If most religious beliefs were/are not made up by people, then who or what made them up?
When you believe those rules exist outside of the human mind, and believe that they can be discovered, you are heading into utopianism.
If most religious beliefs were/are not made up by people, then who or what made them up?
When you believe those rules exist outside of the human mind, and believe that they can be discovered, you are heading into utopianism.
The square root of negative 1 is i.
The teapot analogy is a Red Herring. It’s simply the wrong question. Can a teapot be put into orbit around Mars? Certainly, but has it been done. I have no idea. That is to say nothing about your following citicism of causation.
‘Everything that exists, must have a cause.’ Isn’t really begging the question, but it is a statement paradox. That isn’t really the premise.
The actual premise is:
P1) Contingent (caused) entities must have a cause.
We don’t use the term ‘Everyting’ because the Uncaused-cause is also a thing, but it lacks the property of being caused.
But there can be no case where more than one Uncaused-cause exists because it results in a contradiction. Only one thing can occupy that space. And there can be an uncaused entity, but you cannot know about it, because then it will have caused and thus resulting in a contradiction.
You are on the right path attacking causation. You want to beat the arguments, you have to prove the premises false. The conclusion is immutable with reference to it’s premises.
Yes it’s called objective morality. That doesn’t nullify the fact that there are societal norms or laws that are subjective, but measured against the objective, somethings are always right and always wrong.
To say that all morality is subjective is to say that even the most personally evil acts can be justified. Say like the Holocaust or the rape and murder of a small child. Irregardless of the society which may justify these things, such things are always evil.
It’s not a statement, it’s an argument. It has several statements in it.
And the end statement is not a negative statement by virtue of being a negative number
http://open.lib.umn.edu/writingforsuccess/chapter/5-2-negative-statements/
It is too broad of a question for me to answer. I don’t even know how “most” religious beliefs lines up. Does each subpoint of every belief system count? Every motif of Zeus? Every single hadith?
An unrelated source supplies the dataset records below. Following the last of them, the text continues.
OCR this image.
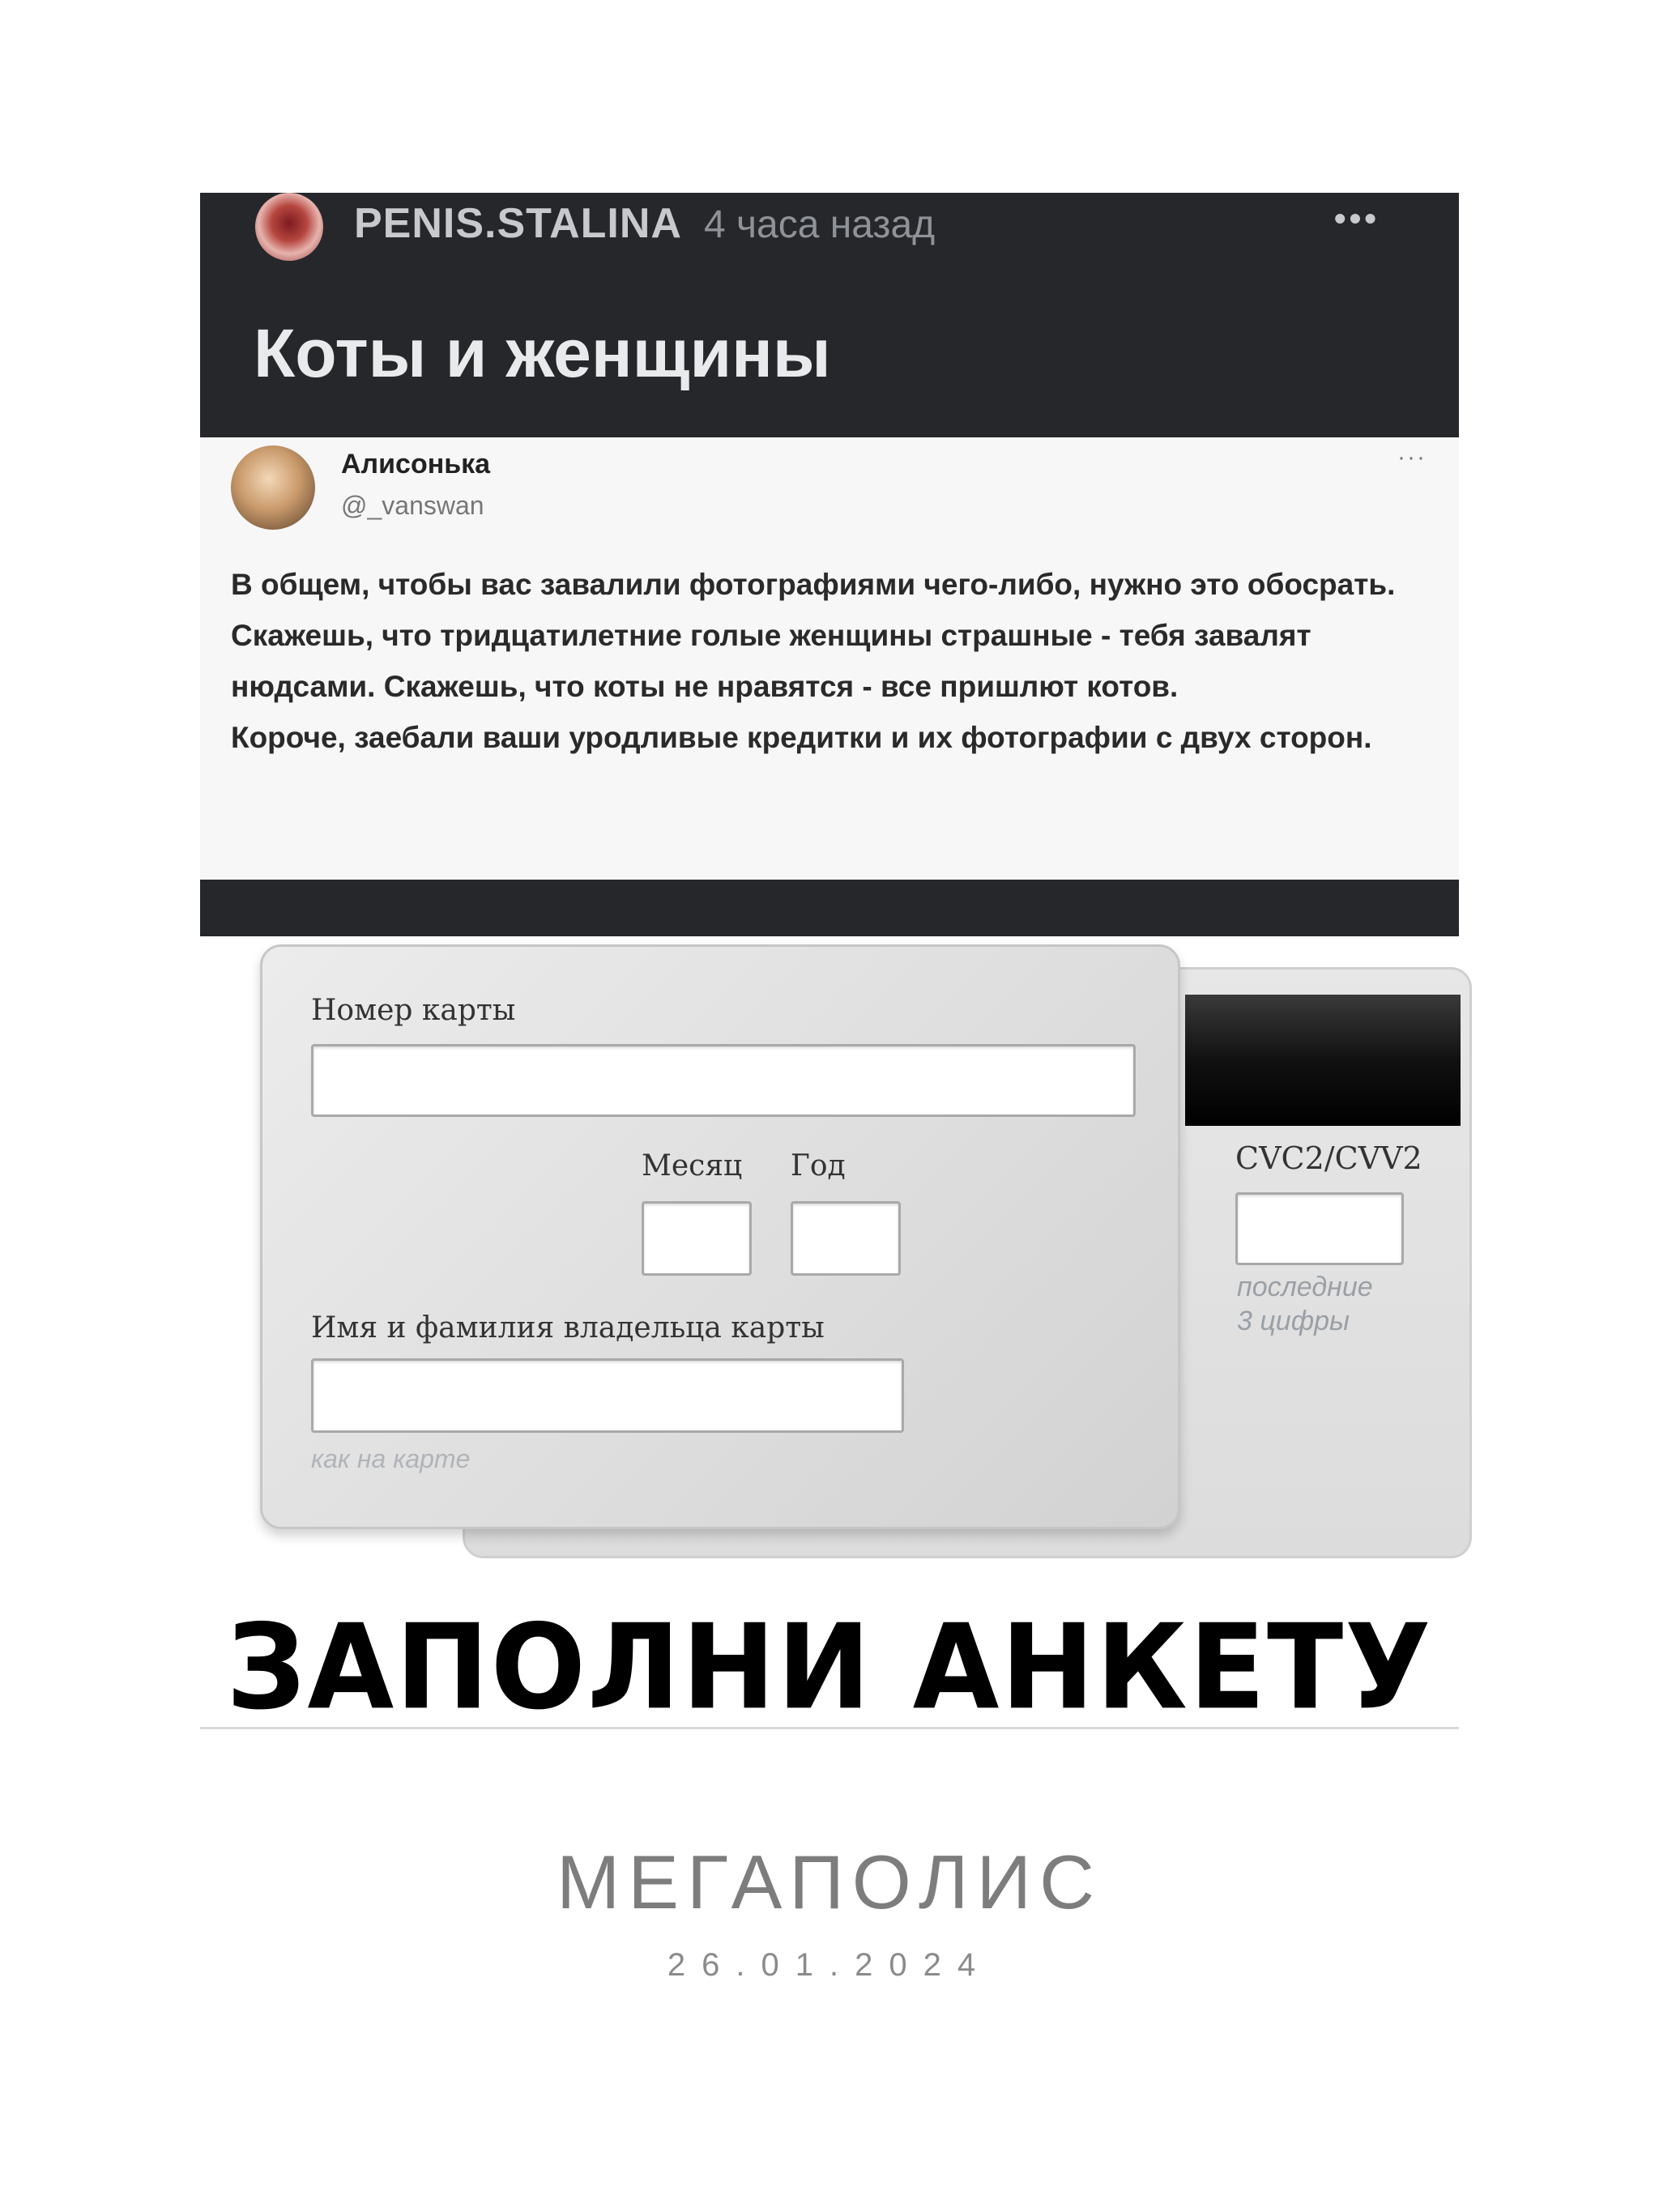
PENIS.STALINA 4 часа назад	•••
Коты и женщины
Алисонька
@_vanswan
···
В общем, чтобы вас завалили фотографиями чего-либо, нужно это обосрать. Скажешь, что тридцатилетние голые женщины страшные - тебя завалят нюдсами. Скажешь, что коты не нравятся - все пришлют котов.
Короче, заебали ваши уродливые кредитки и их фотографии с двух сторон.
CVC2/CVV2
последние
3 цифры
Номер карты
Месяц Год
Имя и фамилия владельца карты
как на карте
ЗАПОЛНИ АНКЕТУ
МЕГАПОЛИС
26.01.2024
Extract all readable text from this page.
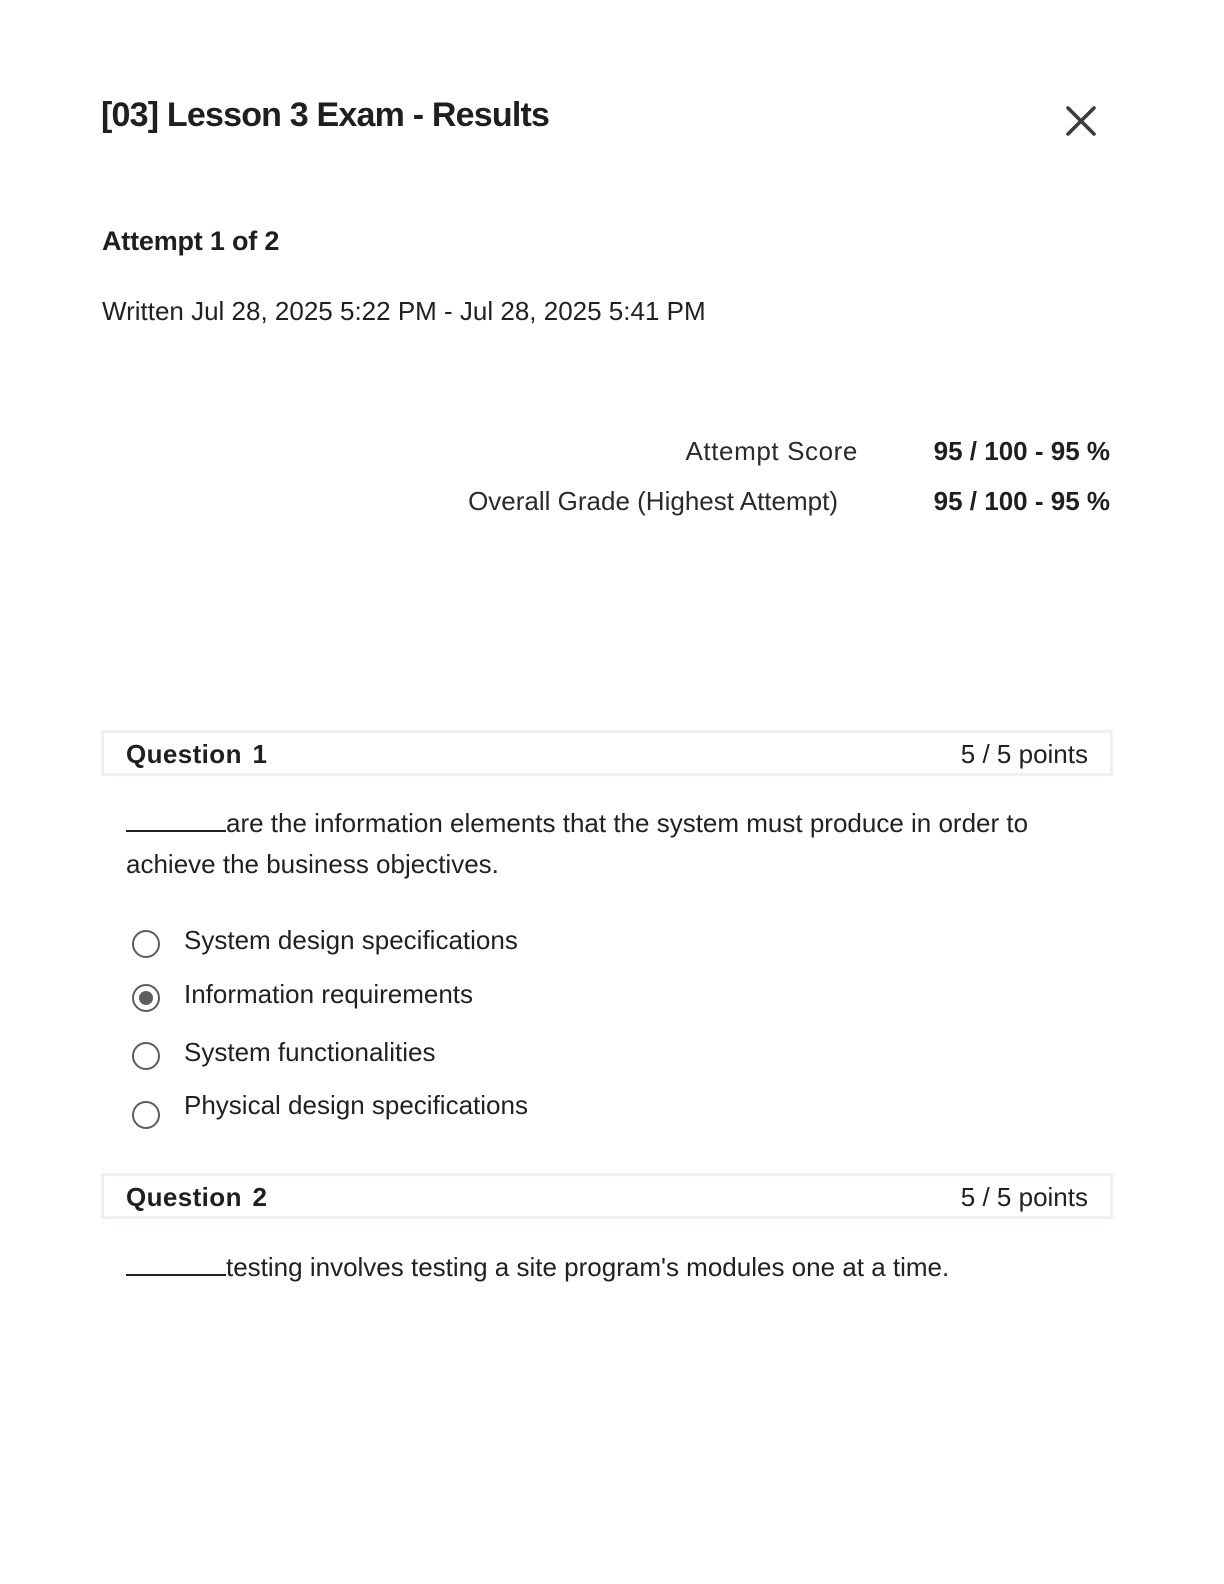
[03] Lesson 3 Exam - Results
Attempt 1 of 2
Written Jul 28, 2025 5:22 PM - Jul 28, 2025 5:41 PM
Attempt Score	95 / 100 - 95 %
Overall Grade (Highest Attempt)	95 / 100 - 95 %
Question 1	5 / 5 points
are the information elements that the system must produce in order to achieve the business objectives.
System design specifications
Information requirements
System functionalities
Physical design specifications
Question 2	5 / 5 points
testing involves testing a site program's modules one at a time.
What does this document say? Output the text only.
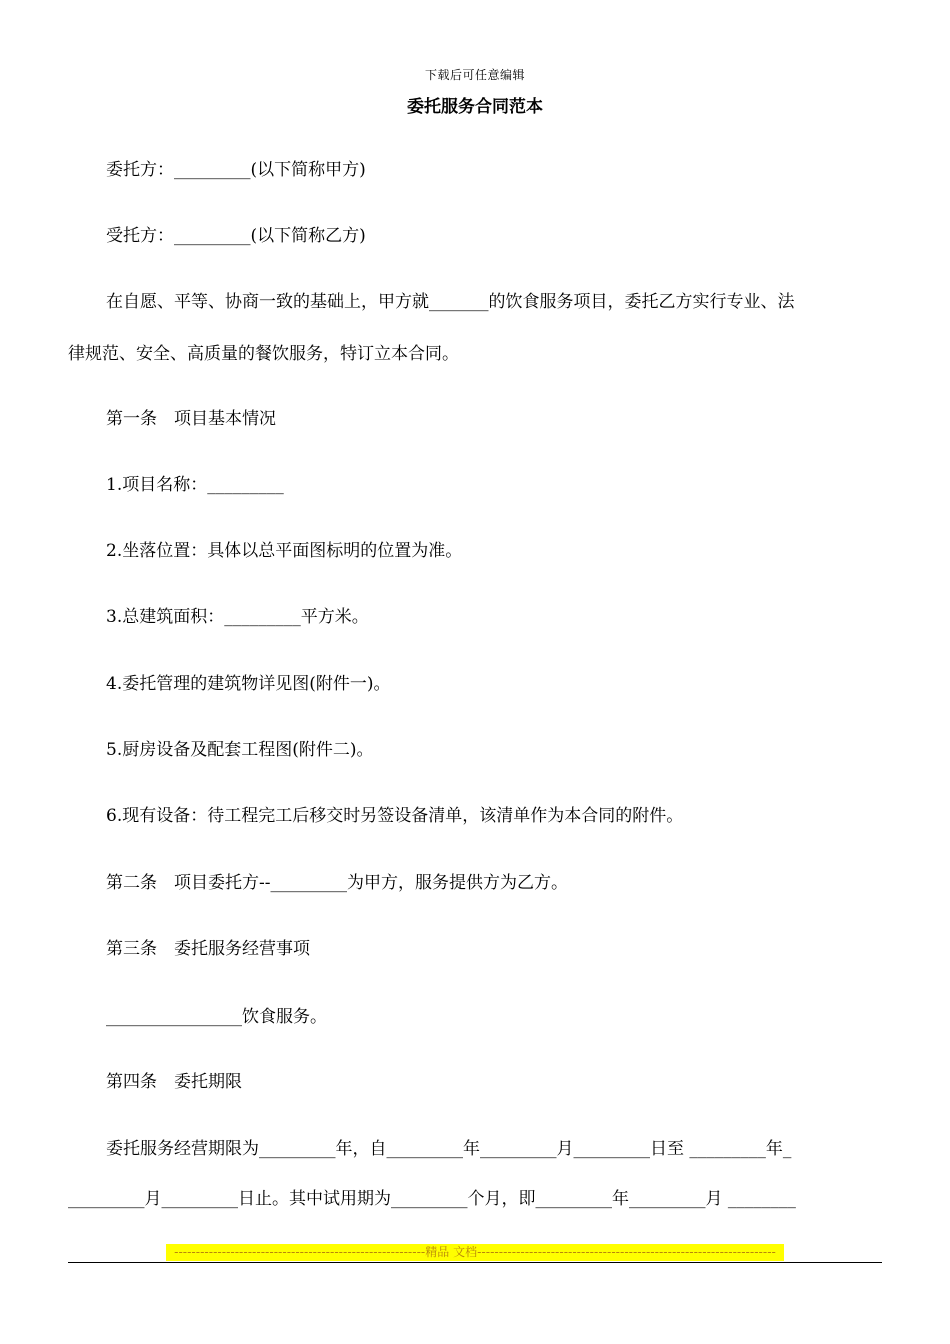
下载后可任意编辑
委托服务合同范本
委托方：_________(以下简称甲方)
受托方：_________(以下简称乙方)
在自愿、平等、协商一致的基础上，甲方就_______的饮食服务项目，委托乙方实行专业、法
律规范、安全、高质量的餐饮服务，特订立本合同。
第一条　项目基本情况
1.项目名称：_________
2.坐落位置：具体以总平面图标明的位置为准。
3.总建筑面积：_________平方米。
4.委托管理的建筑物详见图(附件一)。
5.厨房设备及配套工程图(附件二)。
6.现有设备：待工程完工后移交时另签设备清单，该清单作为本合同的附件。
第二条　项目委托方--_________为甲方，服务提供方为乙方。
第三条　委托服务经营事项
________________饮食服务。
第四条　委托期限
委托服务经营期限为_________年，自_________年_________月_________日至 _________年_
_________月_________日止。其中试用期为_________个月，即_________年_________月 ________
----------------------------------------------------------精品 文档---------------------------------------------------------------------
Then the sheer number of religious beliefs I cannot fathom
It seems that by your logic, every time a “worse” moral code is exchanged for a “better” moral code its one step closer to utopia.
Risks of utopianism aside, it is a distinct possibility and it is not obvious to me that it is not the case.
Exchanging a moral code for a percieved better one is not utopianism. Exchanging one for a code believed to be the ideal and perfect one, never to be questioned, is utopianism.
When you believe they only exist in the human mind then you must accept that in reality there is no better or worse moral code. No good/evil. Which was my claim in the first place.
Couldn’t help it.
The problem for you is thinking that the human mind exists apart from reality.
Also, if questions such as necessity are asked, then clearly there are better and worse moral codes that address those questions.
Finally, good and evil do exist as adjectives to qualify human behaviors. If we accept the inevitable, that is, that cultures and societies are going to have morals as one of their defining characteristics, then applying those adjectives will also be inevitable.
If you don’t believe good and evil exist, ask yourself if you have a conscience.
Couldn’t help it.
Do you think that it does exist as part of reality or does not exist as part of reality?
Don’t know what you’re getting at here. Why is that a problem for me, if I do or don’t? I don’t believe morality comes from the human mind, regardless. Which is why I can claim the slave trade of Africans, for example, was evil regardless what society/mankind though at the time.
There aren’t better or worse moral codes without faith. Only preferences based on convenience, risk aversion, appetites, etc. Nobody is actually right or wrong. It’s like having a favorite color and then claiming it’s the best favorite color.
Words for the concepts do not prove the concepts. God. Trinity. Holy. Good. Evil. And what you say of societies and morality can be said of religion/spirituality/faith and society. And not all societies have agreed on what is good and bad at any one time. .
Oh, but I do believe. I have no issue with faith, after all. If one has issue with faith, yet claims the existence of good and evil, that’s where I ask for the evidence. Show me it under a microscope, for example.
Do you believe in the existence of good and evil?
The equation was affirming a negative. You’re actually proving my point, though. The inability to qualify or quantify something is not ‘proving a negative’.
Happy anniversary @squating_bear.
What is reality?
No it wasn’t. It was stating an equation in which the output was a negative number. You’re not magically affirming a negative just because the number was “negative.”
What’s a conscience?
Well, it’s not a positive number. And if you break it apart and separate the number, what else is there?
You have to be trolling, for someone who pretends to discuss philosophical matters, this is a very basic point.